Mr Toomey said he doubted impeachment could be done before Mr Biden is inaugurated, even though a growing number of politicians say that step is necessary to ensure Mr Trump can never hold elected office again.

"I think the president has disqualified himself from ever, certainly, serving in office again," Mr Toomey said.

"I don't think he is electable in any way."

Ms Murkowski, long exasperated with the president, told the Anchorage Daily News on Friday that Mr Trump simply "needs to get out".

A third, Senator Roy Blunt did not go that far but on Sunday he warned Trump to be "very careful" in his final days in office.

Trump
President Donald Trump (Evan Vucci/AP)

On impeachment, House Democrats would likely delay for 100 days sending articles of impeachment to the Senate for trial, to allow Mr Biden to focus on other priorities.

Senator Marco Rubio, a Republican, said that instead of coming together, Democrats want to "talk about ridiculous things like 'Let's impeach a president'" with just days left in office.

Still, some Republicans might be supportive.

Nebraska Senator Ben Sasse said he would take a look at any articles that the House sent over.

Illinois Representative Adam Kinzinger, a frequent Trump critic, said he would "vote the right way" if the matter were put in front of him.

The Democratic effort to stamp Mr Trump's presidential record, for the second time, with the indelible mark of impeachment advanced rapidly after the riot.

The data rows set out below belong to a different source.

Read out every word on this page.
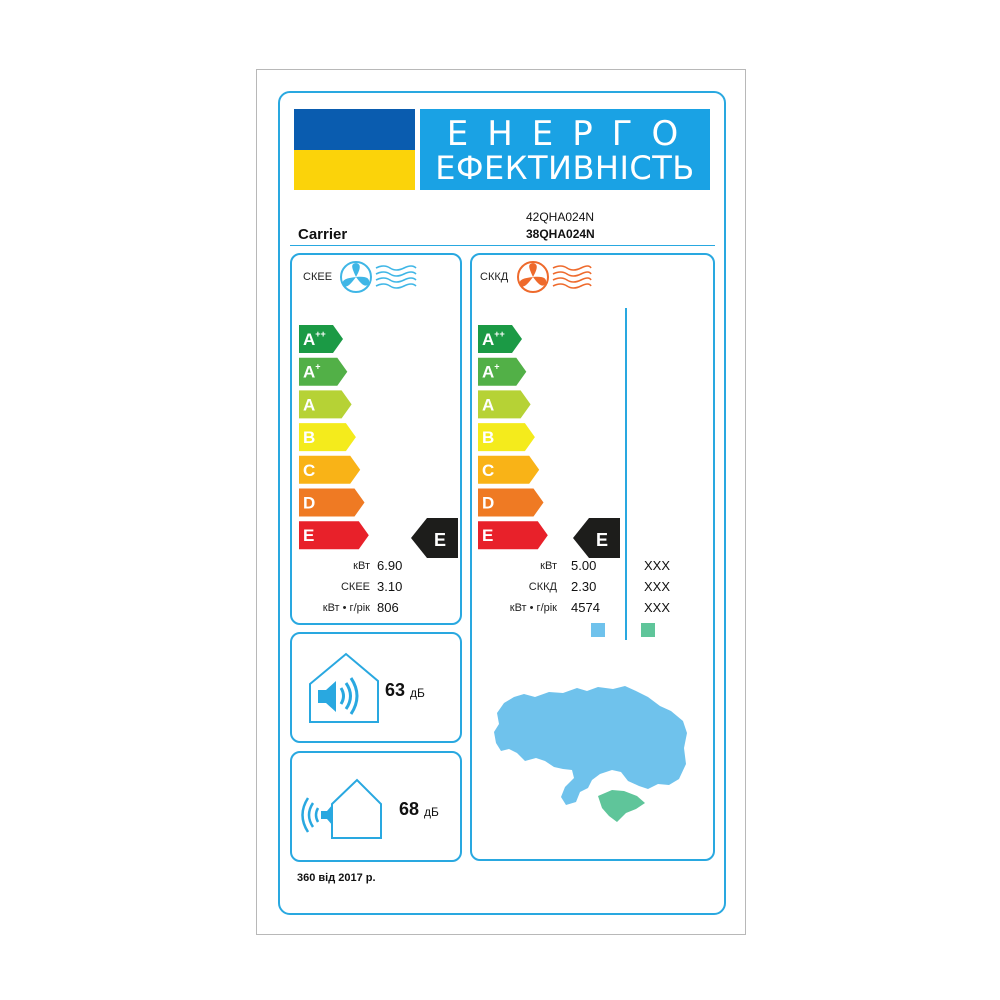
ЕНЕРГО
ЕФЕКТИВНІСТЬ
Carrier
42QHA024N
38QHA024N
СКЕЕ	СККД
A++
A+
A
B
C
D
E
A++
A+
A
B
C
D
E
E	E
кВт 6.90
СКЕЕ 3.10
кВт • г/рік 806
кВт 5.00	XXX
СККД 2.30	XXX
кВт • г/рік 4574	XXX
63 дБ
68 дБ
360 від 2017 р.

Mr Cicilline, a leader of the House effort to draft impeachment articles accusing Mr Trump of inciting insurrection, said his group had 200-plus co-sponsors.

Potentially complicating MS Pelosi's decision about impeachment was what it meant for Mr Biden and the beginning of his presidency.

While reiterating that he had long viewed Mr Trump as unfit for office, Mr Biden sidestepped a question about impeachment, saying what Congress did "is for them to decide".